Yet in the meantime he has named a certain Pavel Pribyl to run his prime minister’s office – the same Pavel Pribyl who was apparently in command of police forces which brutally broke up public demonstrations back in the revolutionary year of 1989, including the big one by students on Narodní trída on the 17th of November that basically got the Velvet Revolution going. Yet today Gross denies that Pribyl was involved in these things, although, as this article in Právo notes, Pribyl has never denied his involvement or even his command function.

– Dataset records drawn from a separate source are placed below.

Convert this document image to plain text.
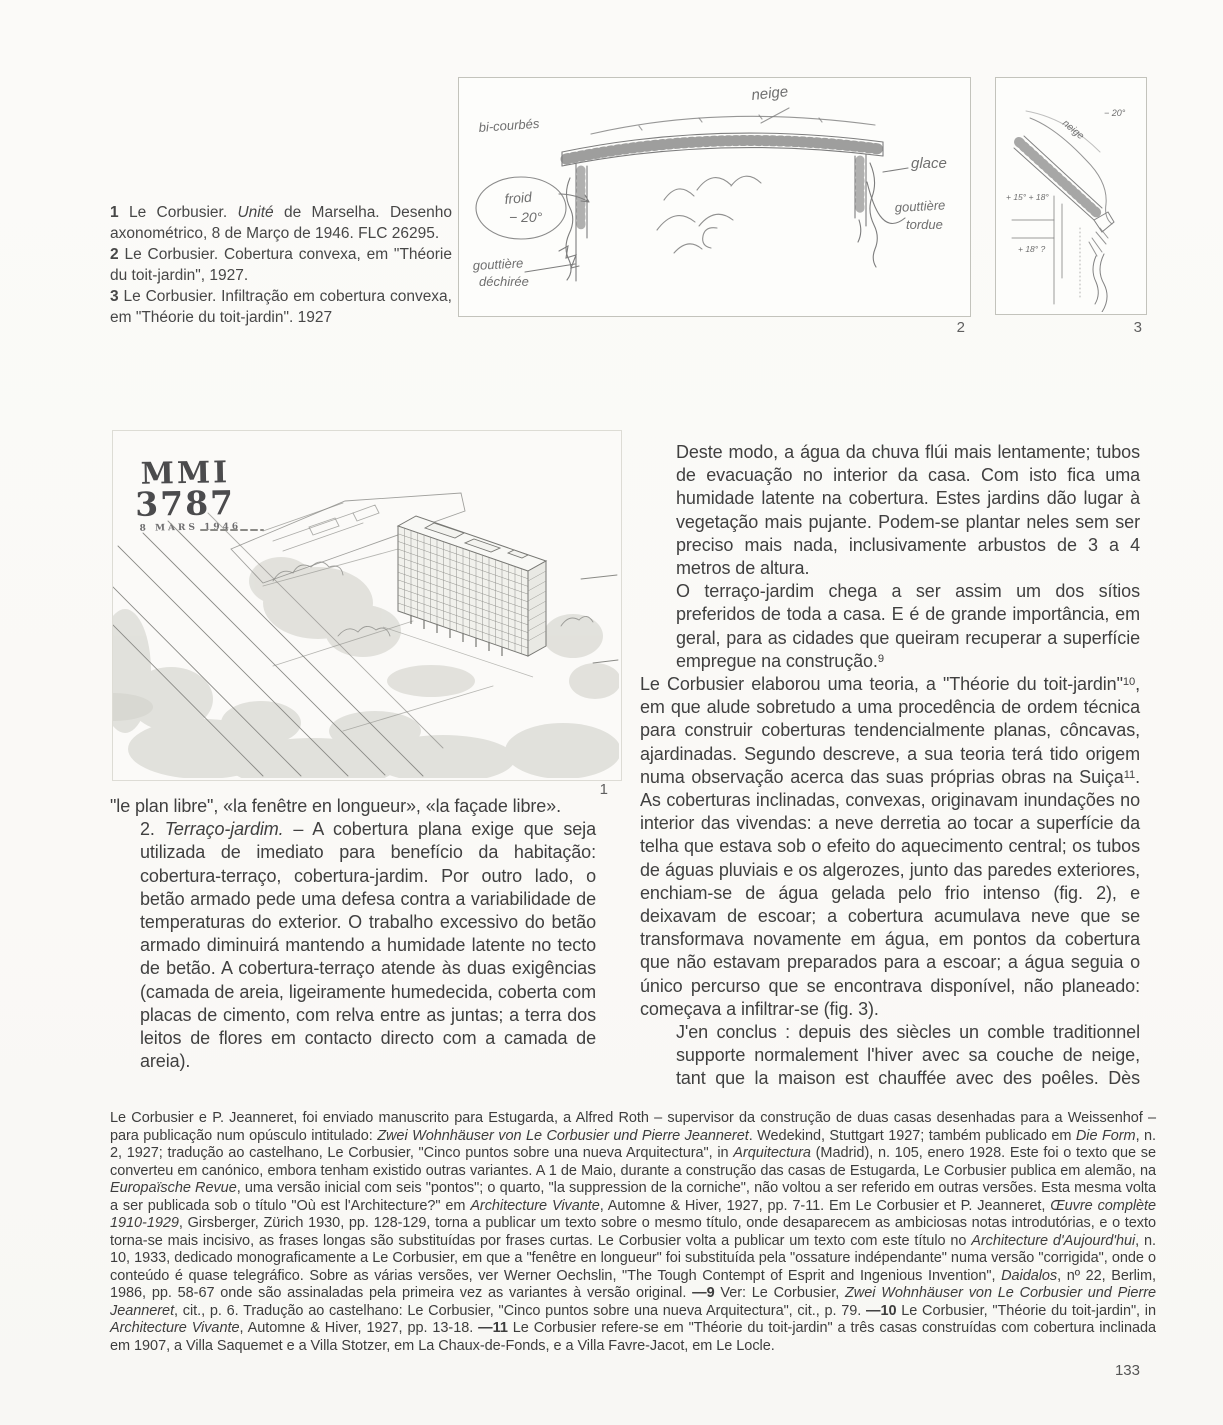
1 Le Corbusier. Unité de Marselha. Desenho axonométrico, 8 de Março de 1946. FLC 26295.

2 Le Corbusier. Cobertura convexa, em "Théorie du toit-jardin", 1927.

3 Le Corbusier. Infiltração em cobertura convexa, em "Théorie du toit-jardin". 1927

bi-courbés
neige
glace
gouttière
tordue
froid
− 20°
gouttière
déchirée
2
neige
− 20°
+ 15° + 18°
+ 18° ?
3
MMI
3787
8 MARS 1946
1

"le plan libre", «la fenêtre en longueur», «la façade libre».

2. Terraço-jardim. – A cobertura plana exige que seja utilizada de imediato para benefício da habitação: cobertura-terraço, cobertura-jardim. Por outro lado, o betão armado pede uma defesa contra a variabilidade de temperaturas do exterior. O trabalho excessivo do betão armado diminuirá mantendo a humidade latente no tecto de betão. A cobertura-terraço atende às duas exigências (camada de areia, ligeiramente humedecida, coberta com placas de cimento, com relva entre as juntas; a terra dos leitos de flores em contacto directo com a camada de areia).

Deste modo, a água da chuva flúi mais lentamente; tubos de evacuação no interior da casa. Com isto fica uma humidade latente na cobertura. Estes jardins dão lugar à vegetação mais pujante. Podem-se plantar neles sem ser preciso mais nada, inclusivamente arbustos de 3 a 4 metros de altura.

O terraço-jardim chega a ser assim um dos sítios preferidos de toda a casa. E é de grande importância, em geral, para as cidades que queiram recuperar a superfície empregue na construção.$^9$

Le Corbusier elaborou uma teoria, a "Théorie du toit-jardin"$^{10}$, em que alude sobretudo a uma procedência de ordem técnica para construir coberturas tendencialmente planas, côncavas, ajardinadas. Segundo descreve, a sua teoria terá tido origem numa observação acerca das suas próprias obras na Suiça$^{11}$. As coberturas inclinadas, convexas, originavam inundações no interior das vivendas: a neve derretia ao tocar a superfície da telha que estava sob o efeito do aquecimento central; os tubos de águas pluviais e os algerozes, junto das paredes exteriores, enchiam-se de água gelada pelo frio intenso (fig. 2), e deixavam de escoar; a cobertura acumulava neve que se transformava novamente em água, em pontos da cobertura que não estavam preparados para a escoar; a água seguia o único percurso que se encontrava disponível, não planeado: começava a infiltrar-se (fig. 3).

J'en conclus : depuis des siècles un comble traditionnel supporte normalement l'hiver avec sa couche de neige, tant que la maison est chauffée avec des poêles. Dès

Le Corbusier e P. Jeanneret, foi enviado manuscrito para Estugarda, a Alfred Roth – supervisor da construção de duas casas desenhadas para a Weissenhof – para publicação num opúsculo intitulado: Zwei Wohnhäuser von Le Corbusier und Pierre Jeanneret. Wedekind, Stuttgart 1927; também publicado em Die Form, n. 2, 1927; tradução ao castelhano, Le Corbusier, "Cinco puntos sobre una nueva Arquitectura", in Arquitectura (Madrid), n. 105, enero 1928. Este foi o texto que se converteu em canónico, embora tenham existido outras variantes. A 1 de Maio, durante a construção das casas de Estugarda, Le Corbusier publica em alemão, na Europaïsche Revue, uma versão inicial com seis "pontos"; o quarto, "la suppression de la corniche", não voltou a ser referido em outras versões. Esta mesma volta a ser publicada sob o título "Où est l'Architecture?" em Architecture Vivante, Automne & Hiver, 1927, pp. 7-11. Em Le Corbusier et P. Jeanneret, Œuvre complète 1910-1929, Girsberger, Zürich 1930, pp. 128-129, torna a publicar um texto sobre o mesmo título, onde desaparecem as ambiciosas notas introdutórias, e o texto torna-se mais incisivo, as frases longas são substituídas por frases curtas. Le Corbusier volta a publicar um texto com este título no Architecture d'Aujourd'hui, n. 10, 1933, dedicado monograficamente a Le Corbusier, em que a "fenêtre en longueur" foi substituída pela "ossature indépendante" numa versão "corrigida", onde o conteúdo é quase telegráfico. Sobre as várias versões, ver Werner Oechslin, "The Tough Contempt of Esprit and Ingenious Invention", Daidalos, nº 22, Berlim, 1986, pp. 58-67 onde são assinaladas pela primeira vez as variantes à versão original. —9 Ver: Le Corbusier, Zwei Wohnhäuser von Le Corbusier und Pierre Jeanneret, cit., p. 6. Tradução ao castelhano: Le Corbusier, "Cinco puntos sobre una nueva Arquitectura", cit., p. 79. —10 Le Corbusier, "Théorie du toit-jardin", in Architecture Vivante, Automne & Hiver, 1927, pp. 13-18. —11 Le Corbusier refere-se em "Théorie du toit-jardin" a três casas construídas com cobertura inclinada em 1907, a Villa Saquemet e a Villa Stotzer, em La Chaux-de-Fonds, e a Villa Favre-Jacot, em Le Locle.

133
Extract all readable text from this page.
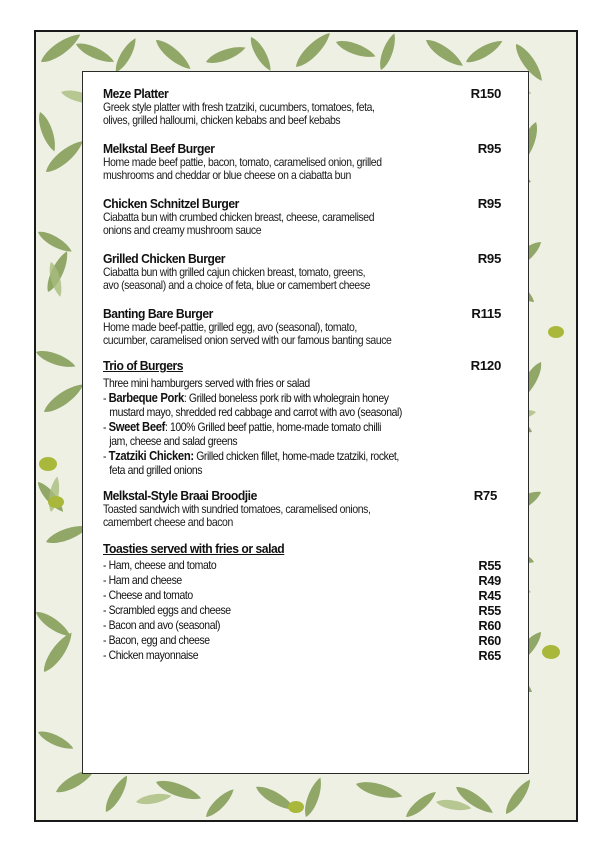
Meze Platter	R150
Greek style platter with fresh tzatziki, cucumbers, tomatoes, feta,
olives, grilled halloumi, chicken kebabs and beef kebabs
Melkstal Beef Burger	R95
Home made beef pattie, bacon, tomato, caramelised onion, grilled
mushrooms and cheddar or blue cheese on a ciabatta bun
Chicken Schnitzel Burger	R95
Ciabatta bun with crumbed chicken breast, cheese, caramelised
onions and creamy mushroom sauce
Grilled Chicken Burger	R95
Ciabatta bun with grilled cajun chicken breast, tomato, greens,
avo (seasonal) and a choice of feta, blue or camembert cheese
Banting Bare Burger	R115
Home made beef-pattie, grilled egg, avo (seasonal), tomato,
cucumber, caramelised onion served with our famous banting sauce
Trio of Burgers	R120
Three mini hamburgers served with fries or salad
- Barbeque Pork: Grilled boneless pork rib with wholegrain honey
mustard mayo, shredded red cabbage and carrot with avo (seasonal)
- Sweet Beef: 100% Grilled beef pattie, home-made tomato chilli
jam, cheese and salad greens
- Tzatziki Chicken: Grilled chicken fillet, home-made tzatziki, rocket,
feta and grilled onions
Melkstal-Style Braai Broodjie	R75
Toasted sandwich with sundried tomatoes, caramelised onions,
camembert cheese and bacon
Toasties served with fries or salad
- Ham, cheese and tomato	R55
- Ham and cheese	R49
- Cheese and tomato	R45
- Scrambled eggs and cheese	R55
- Bacon and avo (seasonal)	R60
- Bacon, egg and cheese	R60
- Chicken mayonnaise	R65
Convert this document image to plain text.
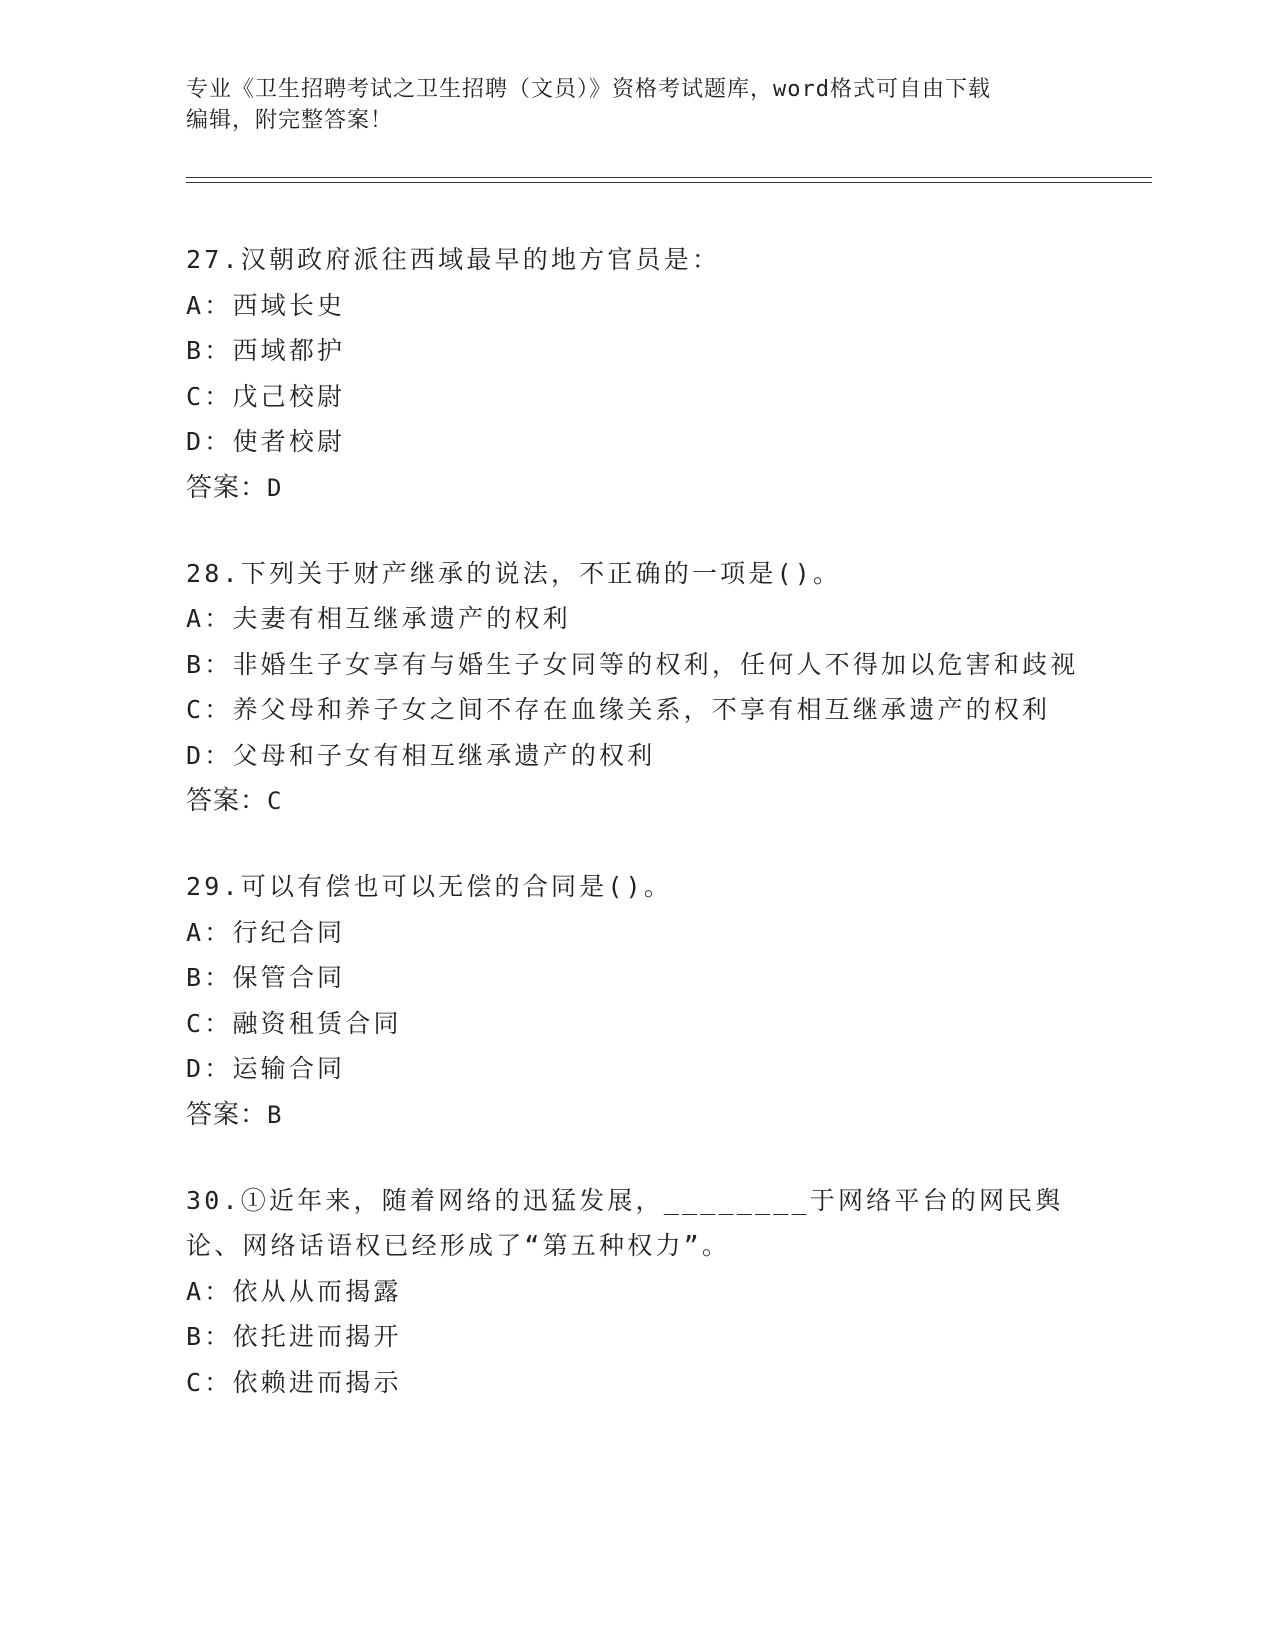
专业《卫生招聘考试之卫生招聘（文员）》资格考试题库，word格式可自由下载
编辑，附完整答案！
27.汉朝政府派往西域最早的地方官员是：
A：西域长史
B：西域都护
C：戊己校尉
D：使者校尉
答案：D
28.下列关于财产继承的说法，不正确的一项是()。
A：夫妻有相互继承遗产的权利
B：非婚生子女享有与婚生子女同等的权利，任何人不得加以危害和歧视
C：养父母和养子女之间不存在血缘关系，不享有相互继承遗产的权利
D：父母和子女有相互继承遗产的权利
答案：C
29.可以有偿也可以无偿的合同是()。
A：行纪合同
B：保管合同
C：融资租赁合同
D：运输合同
答案：B
30.①近年来，随着网络的迅猛发展，________于网络平台的网民舆论、网络话语权已经形成了“第五种权力”。
A：依从从而揭露
B：依托进而揭开
C：依赖进而揭示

Of course, that last link is to an article in Czech. I only want to pose briefly these latest Czech happenings to you, not only to pass along this sort of quick word, but also to contrast this sort of substantive current news, covered in all the Czech papers, with the quirky article in HN looking at American political campaign collectibles from a Czech viewpoint to which I devoted the bulk of previous space in this weblog entry. Basically, I judged that my audience would prefer to hear about the latter over the former, that it wouldn’t really pay to get too deep into the latest political shenanigans around the Czech Republic’s new ultra-young premier in terms of providing EuroSavant readers with the information resp. entertainment that they look for here.(And to my readers in Prague I especially apologize – you surely know what’s going on there already.) I ordinarily try not to get too deep into describing a specific country’s political happenings unless there’s a larger lesson that can be drawn out of that discussion. Especially the CR (even though I lived in its charming capital city for a while myself); after all, that’s half of the country that was described a few decades ago by Britain’s Neville Chamberlain as “a faraway place of which we know nothing.”

Yet there is a larger lesson to be drawn here, an interesting one, too: Do the Czechs go rather too far in letting bygones be bygones over their 40-year Communist history? After all, that’s the one Eastern European country (and member of NATO and the EU, too!) that still has on its political scene an unreconstructed, unrepentant Communist Party, which also wields impressive political power these days. If the details on the Pribyl situation were a bit clearer (but, as we noted above with the Právo link, they became rather more cloudy today) that could well be an essay worth attempting. As things stand now, though, I merely offer to my readers this question of criteria as to what I choose to write about in this space and what I do not, as grist for any feedback they would care to send.